Quel est la raison intime de ce déchaînement de violence ? A priori une succession de 68 photographies d’Ahlam Shibli relatant la place centrale qu’occupent, au sein de l’imaginaire palestinien, les morts de la seconde Intifada. Outre le questionnement que peut susciter un tel travail sur le souvenir, sur l’iconographie de ces disparus affichés sur les murs des cafés qu’ils fréquentaient, sur les murs des salons de leurs familles, sur la vénération qu’elles leur portent, peut-on pour autant y voir une "apologie au terrorisme" ? Oui, selon la Ligue de Défense Juive (LDJ), une association extrémiste interdite en Israël et aux Etats-Unis, alors qu’en France, elle bénéficie de la protection du Ministère de l’Intérieur. Une association qui n’hésite pas à molester les spectateurs d’une pièce palestinienne sur le trottoir du boulevard Voltaire (Paris XIème), le mercredi 22 avril 2009, à organiser une action commando au cœur du Musée d’art moderne de la ville de Paris en 2010, pour saccager l’exposition du photographe allemand Kai Wiedenhöfer dédiée aux conditions de vie dans la bande de Gaza…Autant dire que ce genre de dialogue musclé ne peut qu’engendrer incompréhension et frustration lorsque la plupart de ces agresseurs écopent tout au plus d’une peine de quelques mois avec sursis. Loin de clamer le "tout répressif", demandez-vous ce qu’il en aurait été si une Ligue de Défense Palestinienne avait attaqué physiquement des spectateurs d’une pièce israélienne sur un grand boulevard parisien ou organiser une action commando au sein du Musée d’art et d’histoire du Judaïsme ! Vous auriez eu tous les partis de France et de Navarre en train de crier à l’antisémitisme, debout comme un seul homme derrière la politique expansionniste et meurtrière d’Israël vis-à-vis des Territoires occupés.
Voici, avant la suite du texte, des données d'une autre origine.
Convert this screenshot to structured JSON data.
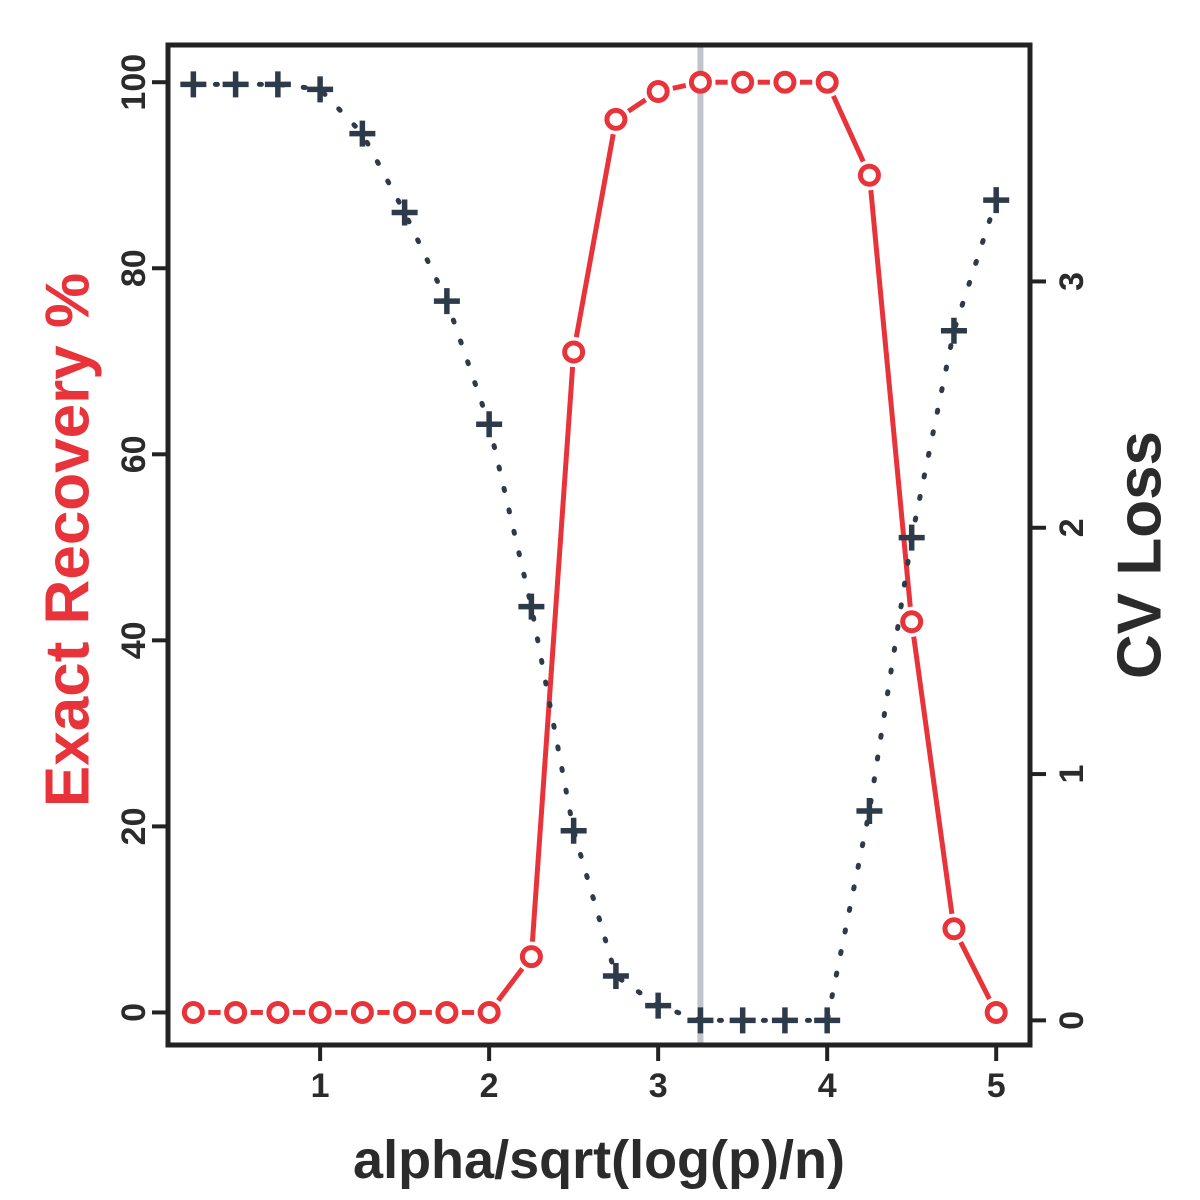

Israël, c’est de la nitroglycérine à manier avec précaution
Pourquoi l’artiste palestinienne Ahlam Shibli, qui ne se pose pas en militante ni ne juge et dénonce, ne bénéficierait-elle pas d’une telle levée de boucliers de la part de nos intellectuels endormis (tiens ! on ne l’entend plus notre BHL des grandes causes) ? De quel droit Aurélie Filipetti, plutôt "poule mouillée" pour le coup, demande à Marta Gili, directrice du Jeu de Paume de « clarifier et mieux expliquer le propos de l’artiste, et d’autre part de distinguer la proposition de l’artiste de ce qu’exprime l’institution » ? Au regard de l’exposition, qui ne manque pas de cartels explicatifs, c’est à un travail de mémoire auquel le visiteur est confronté. Un travail de mémoire du côté de l’occupé et non de l’occupant. Est-ce trop pour ces associations extrémistes ? Un acte de résistance intolérable de la part d’une artiste ô combien "dangereuse" et palestinienne de surcroît ? A croire qu’Israël est exempt de toute critique (ce pays se moque bien des résolutions de l’ONU, non ?) et qu’il est préférable de se taire si l’on ne veut pas subir les foudres de son gouvernement et du Conseil Représentatif des Institutions Juives (CRIF). Rien d’étonnant à voir nos élus ménager la chèvre et le chou. Israël, c’est de la nitroglycérine à manier avec précaution. On aimerait un peu plus de fermeté de la part de nos ayatollahs de la culture plutôt lents à la détente pour défendre la démarche artistique du Jeu de paume, sa directrice et ses équipes harcelées et menacées de mort. Dois-je en déduire que la liberté d’expression n’a plus toute sa place dans un musée lorsqu’il s’agit des Territoires Occupés ? Cessons de nous plier à ce chantage et soyons ferme devant l’intolérable. TOUT NOTRE SOUTIEN À AHLAM SHIBLI.